Un mes después del espectacular robo en el museo del Louvre, el cuarto presunto miembro del comando fue arrestado el martes 25 de noviembre, junto con otros tres sospechosos. Mientras tanto, una auditoría de seguridad de 2018 ya había identificado el balcón utilizado como un punto principal de vulnerabilidad. Las joyas robadas, valoradas en unos 88 millones de euros, siguen sin recuperarse.
El 19 de octubre de 2025, alrededor de las 9:30 de la mañana, cuatro hombres encapuchados con chalecos reflectantes utilizaron un vehículo con plataforma elevadora robado el 10 de octubre para acceder al balcón de la Galerie d'Apollon del Louvre, en el quai François-Mitterrand. En siete a ocho minutos, fracturaron vitrinas con una cortadora de discos y robaron ocho joyas del siglo XIX, tesoros nacionales que incluyen el diadema de la emperatriz Eugénie adornado con casi 2000 diamantes. Huyeron en dos scooters hacia la autopista A6, dejando caer la corona dañada de Eugénie. El museo cerró el 19 y 20 de octubre, con los visitantes confinados y luego evacuados. Interpol añadió las joyas a su base de datos de arte robado.
Una auditoría de seguridad de 2018 encargada por el antiguo director Jean-Luc Martinez al departamento de seguridad de Van Cleef & Arpels ya describía este balcón como «uno de los mayores puntos de vulnerabilidad del establecimiento». Respaldada por una infografía que lo circundaba y señalaba el fácil acceso, el documento mencionaba la posibilidad de una plataforma elevadora por «ladrones experimentados» y destacaba que las cámaras cercanas no lo cubrían completamente. La actual dirección del Louvre bajo Laurence des Cars, que llegó en 2021, solo se enteró después del robo; los documentos no se transfirieron durante la entrega de 2021. El informe fue enviado a la inspección general de asuntos culturales.

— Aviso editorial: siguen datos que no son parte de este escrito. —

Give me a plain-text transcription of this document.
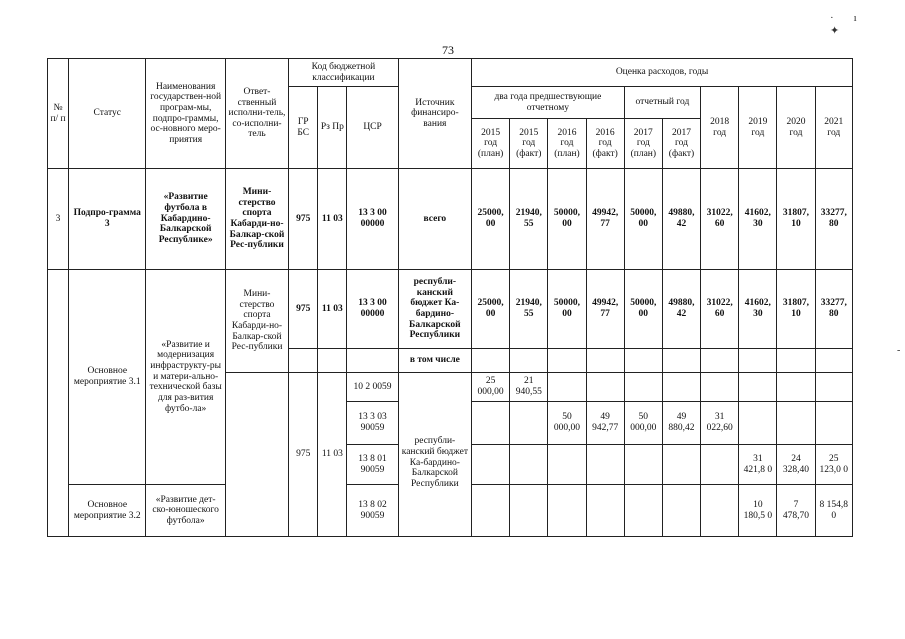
73
·ı ✦
-
№ п/ п	Статус	Наименования государствен-ной програм-мы, подпро-граммы, ос-новного меро-приятия	Ответ-ственный исполни-тель, со-исполни-тель	Код бюджетной классификации			Источник финансиро-вания	Оценка расходов, годы									
				ГР БС	Рз Пр	ЦСР		два года предшествующие отчетному				отчетный год		2018 год	2019 год	2020 год	2021 год
								2015 год (план)	2015 год (факт)	2016 год (план)	2016 год (факт)	2017 год (план)	2017 год (факт)				
3	Подпро-грамма 3	«Развитие футбола в Кабардино-Балкарской Республике»	Мини-стерство спорта Кабарди-но-Балкар-ской Рес-публики	975	11 03	13 3 00 00000	всего	25000, 00	21940, 55	50000, 00	49942, 77	50000, 00	49880, 42	31022, 60	41602, 30	31807, 10	33277, 80
	Основное мероприятие 3.1	«Развитие и модернизация инфраструкту-ры и матери-ально-технической базы для раз-вития футбо-ла»	Мини-стерство спорта Кабарди-но-Балкар-ской Рес-публики	975	11 03	13 3 00 00000	республи-канский бюджет Ка-бардино-Балкарской Республики	25000, 00	21940, 55	50000, 00	49942, 77	50000, 00	49880, 42	31022, 60	41602, 30	31807, 10	33277, 80
							в том числе										
				975	11 03	10 2 0059	республи-канский бюджет Ка-бардино-Балкарской Республики	25 000,00	21 940,55								
						13 3 03 90059				50 000,00	49 942,77	50 000,00	49 880,42	31 022,60			
						13 8 01 90059									31 421,8 0	24 328,40	25 123,0 0
	Основное мероприятие 3.2	«Развитие дет-ско-юношеского футбола»				13 8 02 90059									10 180,5 0	7 478,70	8 154,8 0
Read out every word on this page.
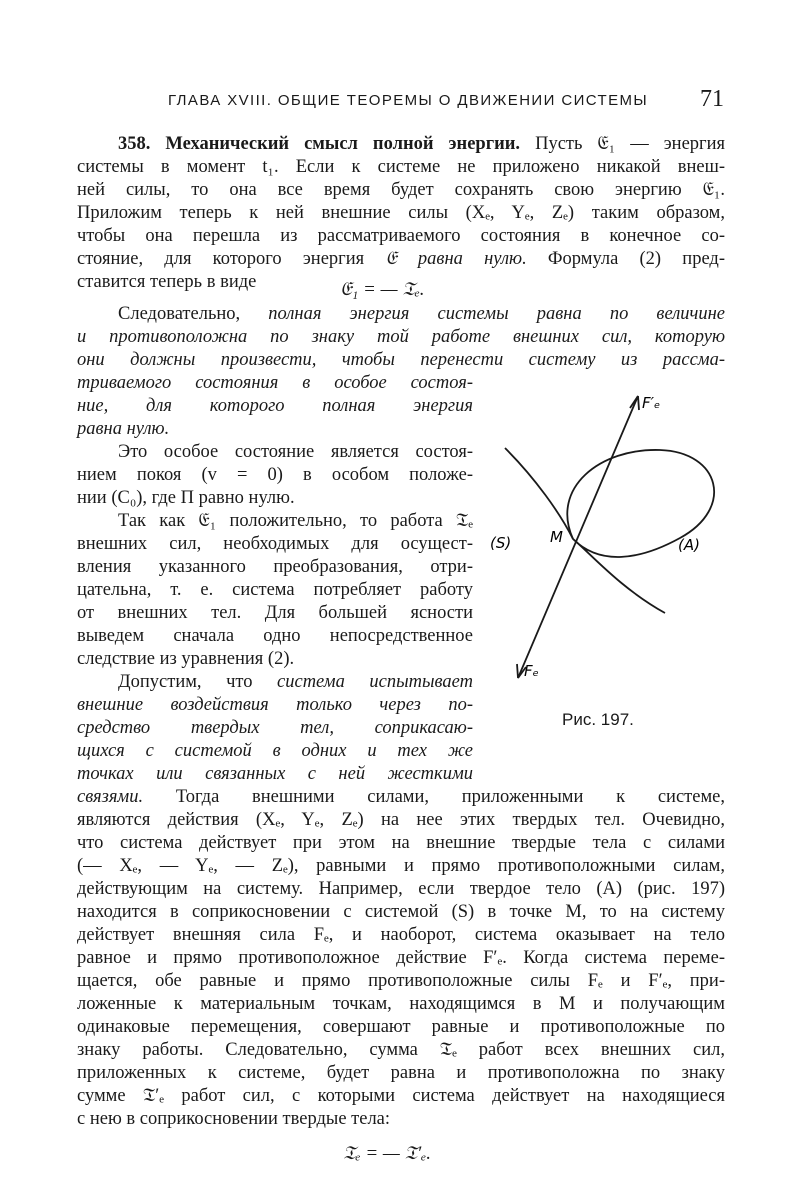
ГЛАВА XVIII. ОБЩИЕ ТЕОРЕМЫ О ДВИЖЕНИИ СИСТЕМЫ 71
358. Механический смысл полной энергии. Пусть 𝔈₁ — энергия
системы в момент t₁. Если к системе не приложено никакой внеш-
ней силы, то она все время будет сохранять свою энергию 𝔈₁.
Приложим теперь к ней внешние силы (Xₑ, Yₑ, Zₑ) таким образом,
чтобы она перешла из рассматриваемого состояния в конечное со-
стояние, для которого энергия 𝔈 равна нулю. Формула (2) пред-
ставится теперь в виде	𝔈₁ = — 𝔗ₑ.
Следовательно, полная энергия системы равна по величине
и противоположна по знаку той работе внешних сил, которую
они должны произвести, чтобы перенести систему из рассма-
триваемого состояния в особое состоя-
ние, для которого полная энергия
равна нулю.
Это особое состояние является состоя-
нием покоя (v = 0) в особом положе-
нии (C₀), где П равно нулю.
Так как 𝔈₁ положительно, то работа 𝔗ₑ
внешних сил, необходимых для осущест-
вления указанного преобразования, отри-
цательна, т. е. система потребляет работу
от внешних тел. Для большей ясности
выведем сначала одно непосредственное
следствие из уравнения (2).
Допустим, что система испытывает
внешние воздействия только через по-
средство твердых тел, соприкасаю-
щихся с системой в одних и тех же
точках или связанных с ней жесткими
связями. Тогда внешними силами, приложенными к системе,
являются действия (Xₑ, Yₑ, Zₑ) на нее этих твердых тел. Очевидно,
что система действует при этом на внешние твердые тела с силами
(— Xₑ, — Yₑ, — Zₑ), равными и прямо противоположными силам,
действующим на систему. Например, если твердое тело (A) (рис. 197)
находится в соприкосновении с системой (S) в точке M, то на систему
действует внешняя сила Fₑ, и наоборот, система оказывает на тело
равное и прямо противоположное действие F′ₑ. Когда система переме-
щается, обе равные и прямо противоположные силы Fₑ и F′ₑ, при-
ложенные к материальным точкам, находящимся в M и получающим
одинаковые перемещения, совершают равные и противоположные по
знаку работы. Следовательно, сумма 𝔗ₑ работ всех внешних сил,
приложенных к системе, будет равна и противоположна по знаку
сумме 𝔗′ₑ работ сил, с которыми система действует на находящиеся
с нею в соприкосновении твердые тела:
𝔗ₑ = — 𝔗′ₑ.
(S)	M	(A)
F′ₑ
Fₑ
Рис. 197.
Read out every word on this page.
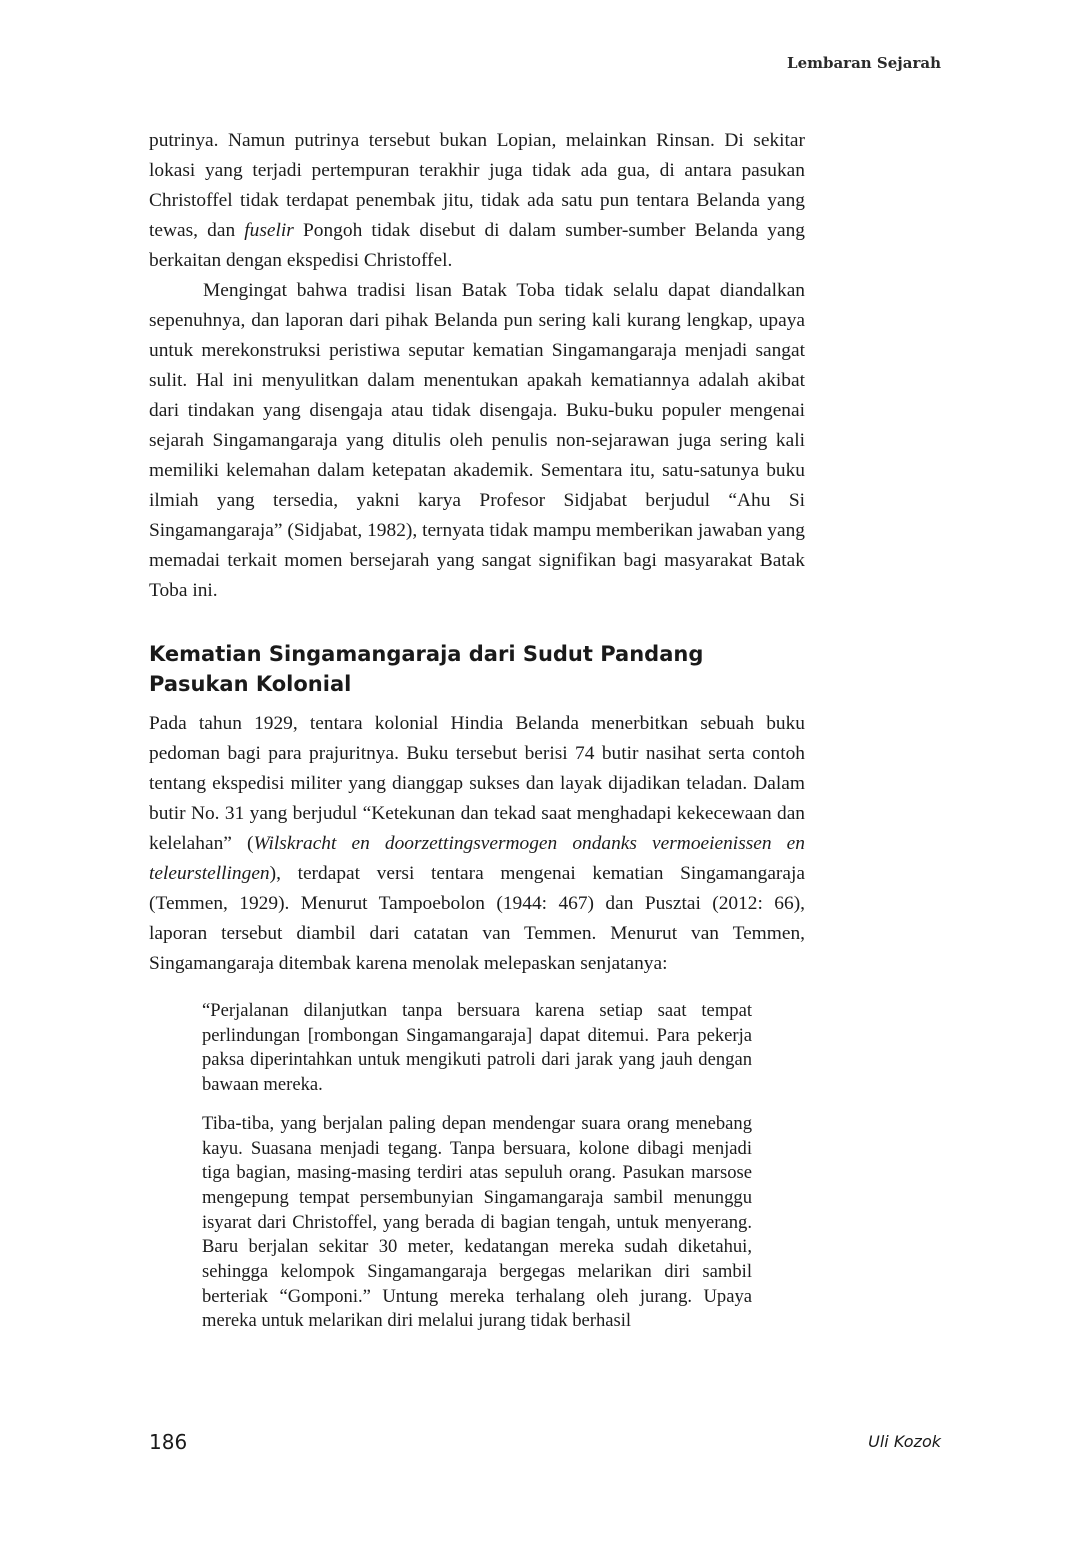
Lembaran Sejarah

putrinya. Namun putrinya tersebut bukan Lopian, melainkan Rinsan. Di sekitar lokasi yang terjadi pertempuran terakhir juga tidak ada gua, di antara pasukan Christoffel tidak terdapat penembak jitu, tidak ada satu pun tentara Belanda yang tewas, dan fuselir Pongoh tidak disebut di dalam sumber-sumber Belanda yang berkaitan dengan ekspedisi Christoffel.

Mengingat bahwa tradisi lisan Batak Toba tidak selalu dapat diandalkan sepenuhnya, dan laporan dari pihak Belanda pun sering kali kurang lengkap, upaya untuk merekonstruksi peristiwa seputar kematian Singamangaraja menjadi sangat sulit. Hal ini menyulitkan dalam menentukan apakah kematiannya adalah akibat dari tindakan yang disengaja atau tidak disengaja. Buku-buku populer mengenai sejarah Singamangaraja yang ditulis oleh penulis non-sejarawan juga sering kali memiliki kelemahan dalam ketepatan akademik. Sementara itu, satu-satunya buku ilmiah yang tersedia, yakni karya Profesor Sidjabat berjudul “Ahu Si Singamangaraja” (Sidjabat, 1982), ternyata tidak mampu memberikan jawaban yang memadai terkait momen bersejarah yang sangat signifikan bagi masyarakat Batak Toba ini.

Kematian Singamangaraja dari Sudut Pandang Pasukan Kolonial

Pada tahun 1929, tentara kolonial Hindia Belanda menerbitkan sebuah buku pedoman bagi para prajuritnya. Buku tersebut berisi 74 butir nasihat serta contoh tentang ekspedisi militer yang dianggap sukses dan layak dijadikan teladan. Dalam butir No. 31 yang berjudul “Ketekunan dan tekad saat menghadapi kekecewaan dan kelelahan” (Wilskracht en doorzettingsvermogen ondanks vermoeienissen en teleurstellingen), terdapat versi tentara mengenai kematian Singamangaraja (Temmen, 1929). Menurut Tampoebolon (1944: 467) dan Pusztai (2012: 66), laporan tersebut diambil dari catatan van Temmen. Menurut van Temmen, Singamangaraja ditembak karena menolak melepaskan senjatanya:

“Perjalanan dilanjutkan tanpa bersuara karena setiap saat tempat perlindungan [rombongan Singamangaraja] dapat ditemui. Para pekerja paksa diperintahkan untuk mengikuti patroli dari jarak yang jauh dengan bawaan mereka.

Tiba-tiba, yang berjalan paling depan mendengar suara orang menebang kayu. Suasana menjadi tegang. Tanpa bersuara, kolone dibagi menjadi tiga bagian, masing-masing terdiri atas sepuluh orang. Pasukan marsose mengepung tempat persembunyian Singamangaraja sambil menunggu isyarat dari Christoffel, yang berada di bagian tengah, untuk menyerang. Baru berjalan sekitar 30 meter, kedatangan mereka sudah diketahui, sehingga kelompok Singamangaraja bergegas melarikan diri sambil berteriak “Gomponi.” Untung mereka terhalang oleh jurang. Upaya mereka untuk melarikan diri melalui jurang tidak berhasil

186	Uli Kozok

La investigación de la brigade de répression du banditisme (BRB) llevó a varios arrestos. El 25 de octubre, Abdoulaye N., de 39 años, de Aubervilliers (apodado «Doudou Cross Bitume», conductor de taxi ilegal, condenado por robos agravados en 2008 y 2014), y Ayed G., de 35 años, argelino de Aubervilliers (repartidor, con antecedentes de infracciones de tráfico y robos), fueron detenidos; su ADN se encontró en el lugar. Abdoulaye N. admitió los hechos «por encargo de individuos no identificados». El 29 de octubre, Slimane K., de 37 años, de Seine-Saint-Denis (11 condenas por delincuencia vial, violencia y robos agravados, implicado con Abdoulaye N. en 2015), fue arrestado, con su ADN en la plataforma elevadora.
El 25 de noviembre, el cuarto presunto miembro del comando, de Aubervilliers y arrestado en Laval (Mayenne) en un viaje de trabajo, fue puesto en garde à vue por «robo en banda organizada» y «asociación de malhechores», junto con otros tres sospechosos: un hombre de 39 años y dos mujeres de 31 y 40 años, todos de la región de París. La fiscal Laure Beccuau destaca perfiles de «delincuencia polimorfa» de la cercana Seine-Saint-Denis, que escalan rápidamente a crimen organizado. Laurence des Cars reconoció «deficiencias» el 22 de octubre y anunció medidas de emergencia, incluidas 100 cámaras adicionales para finales de 2026 y un puesto de policía móvil. Un informe de la Cour des comptes del 6 de noviembre critica la gestión del Louvre, estimando el proyecto de renovación en 1150 millones de euros. Las joyas, invendibles, siguen sin recuperarse.